2. GPTQ registrars meet regularly in small groups, led by a medical educator
Meeting with other registrars regularly provides an opportunity to reflect, problem solve and develop in a safe and supportive environment. You can also learn from each other’s experiences.
John says: “All registrars are assigned to a small education group run by one or two core MEs. You’ll usually meet fortnightly in person or via video conferencing. There are other senior educators who oversee and support your ME so you may deal with them as well. But for the most part, you will have one or two you’re familiar with, particularly during your first year of training.”
Your ME is also available to talk to you outside of these meetings about any other topic related to your training, be it a question about placements, work-life balance or for some help developing your learning and training plans.
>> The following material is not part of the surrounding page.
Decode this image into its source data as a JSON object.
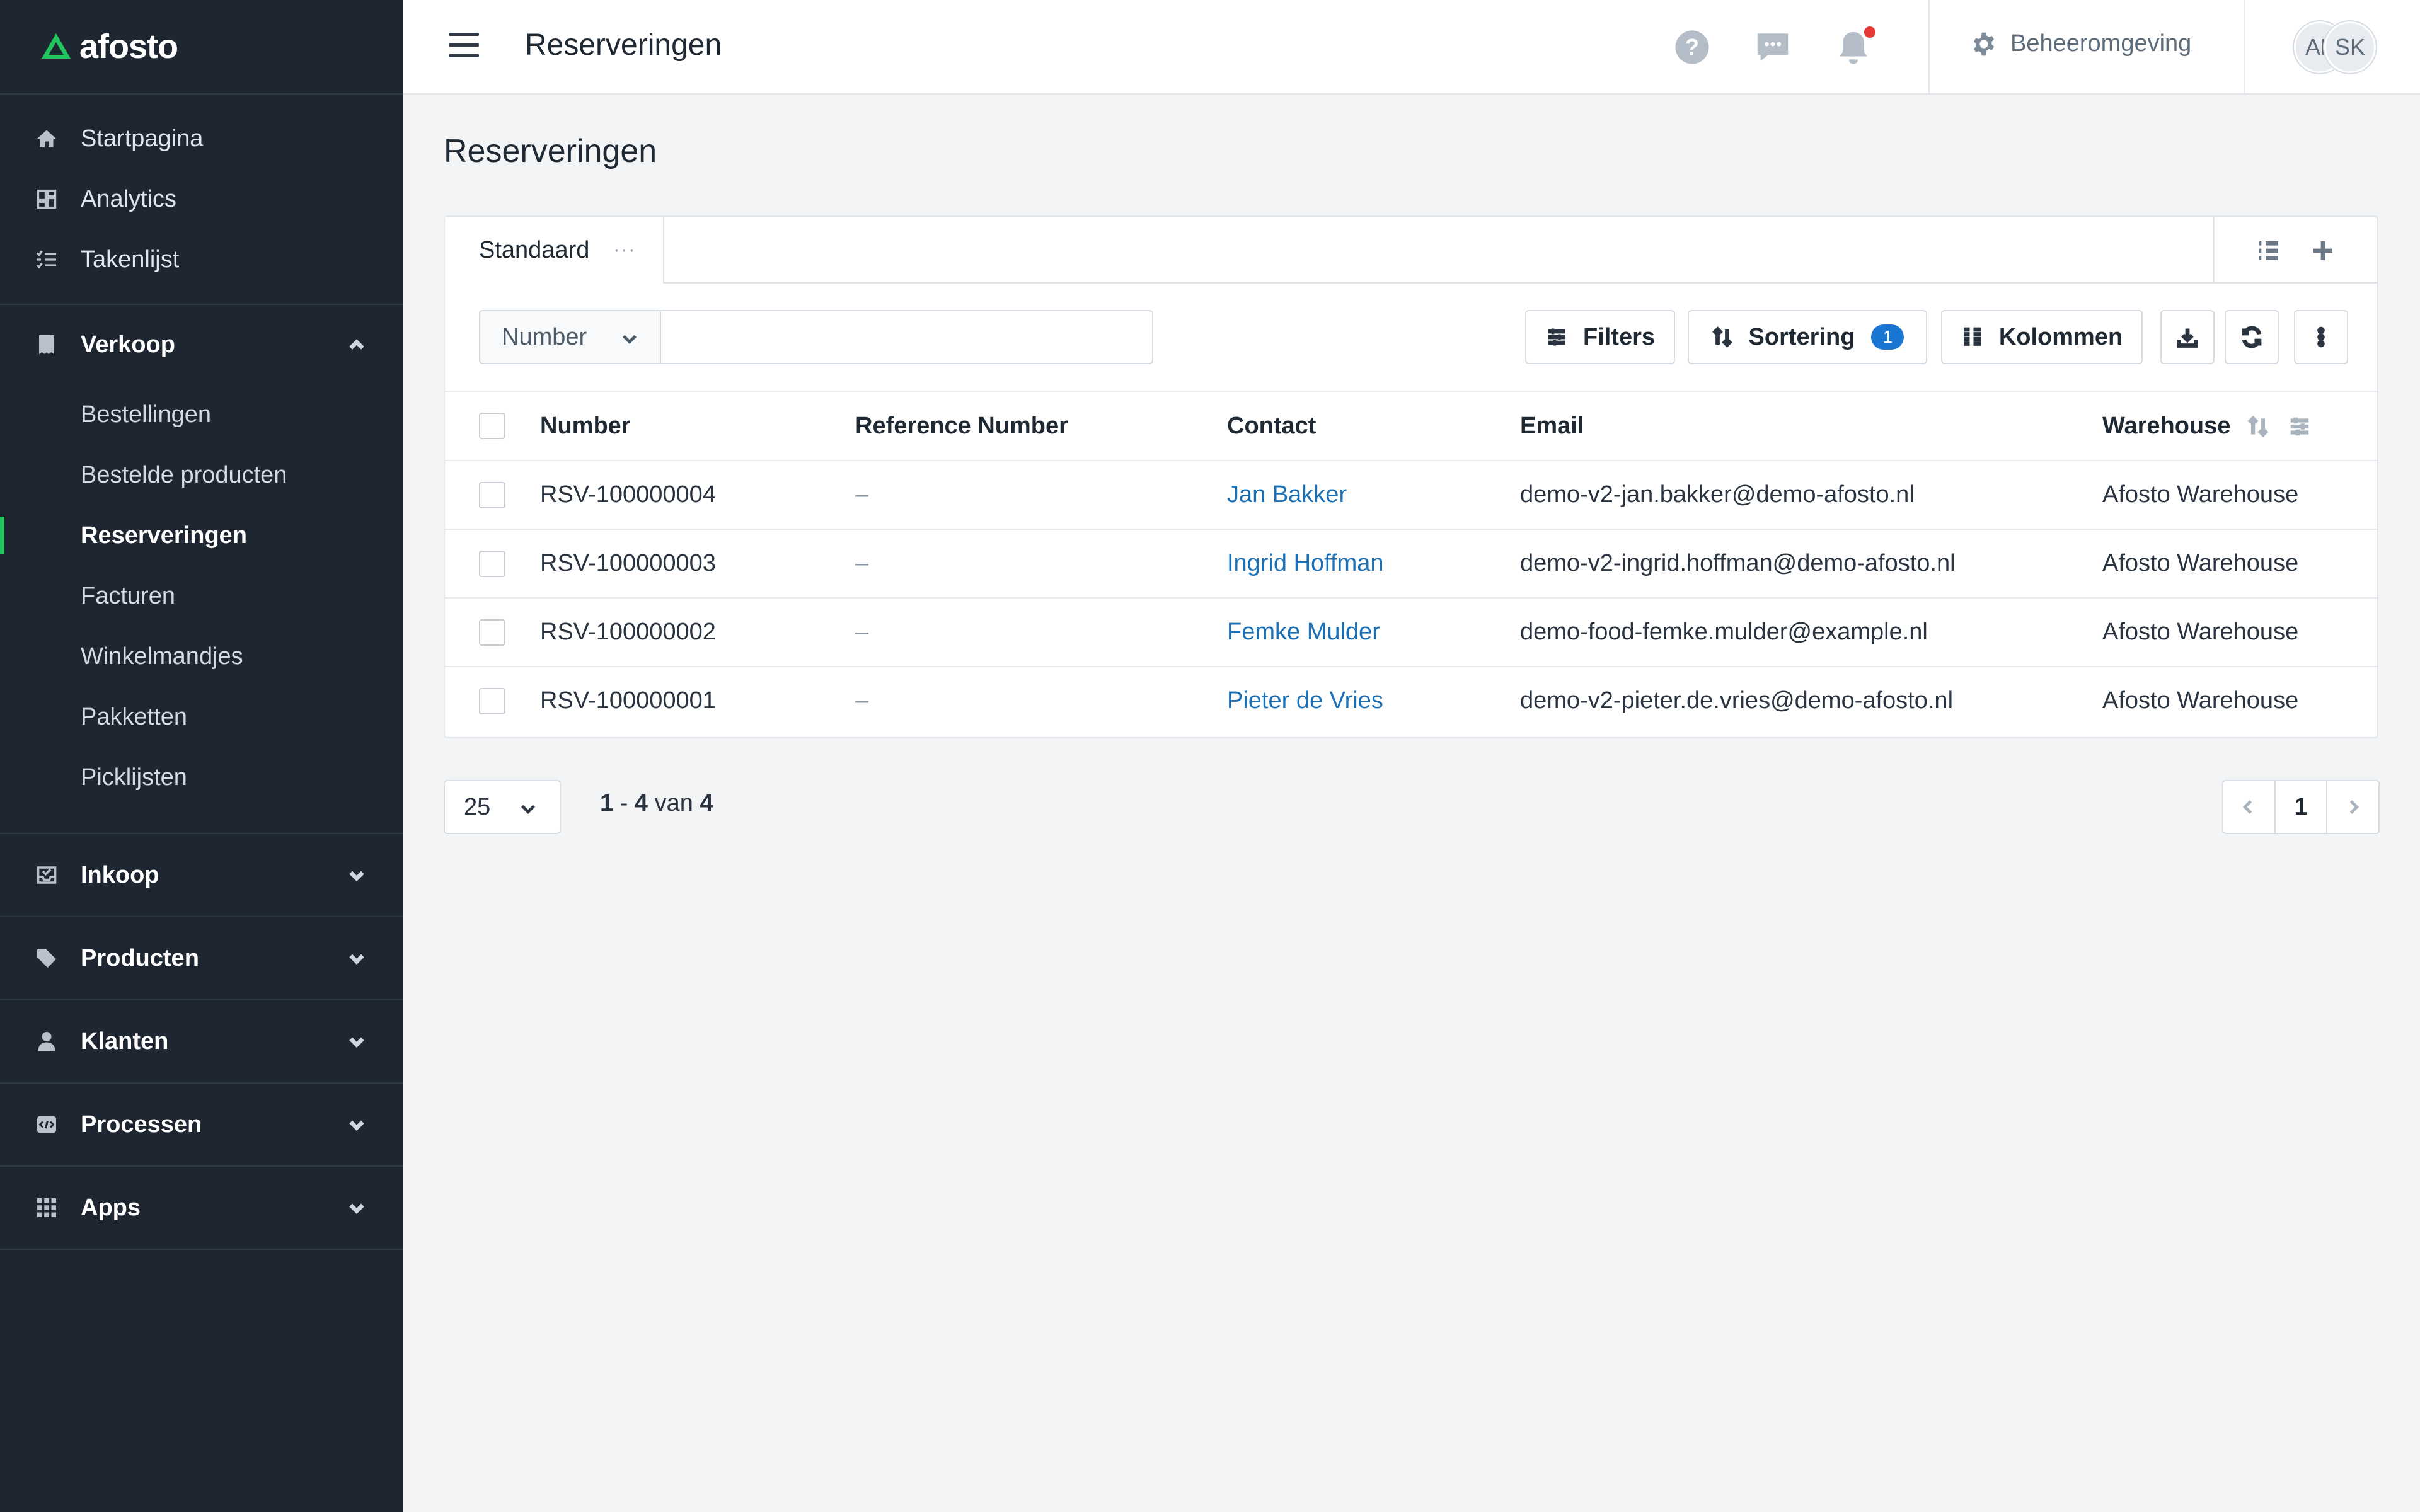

3. Medical educators are experienced GPs who want to share their passion
Our medical education team is a skilled and experienced group of doctors, each bringing a unique offering to GPTQ.
John says: “We do a lot of professional development with our educators. This gives them the confidence to sit in a group and let the learning happen. They are encouraged to view themselves as facilitators, rather than being the ones with all the answers.”
This, in turn, teaches you to sit with uncertainty, just like GPs do in practice. It’s a really important skill that encourages brainstorming and problem solving.
4. If you choose the rural pathway, you’ll have a team of experienced rural MEs to call on
Choosing to go rural offers many great benefits. There’s a diversity of patient presentations and training locations plus the chance to embed yourself in a community as one of their most trusted and valued members.
There are, of course, challenges too. That’s why we have a team of experienced rural MEs who are passionate about helping registrars adjust to living and practising in the country. They understand the distinctive nature of rural medicine and are keen to support you in your transition to being a GP in a rural location.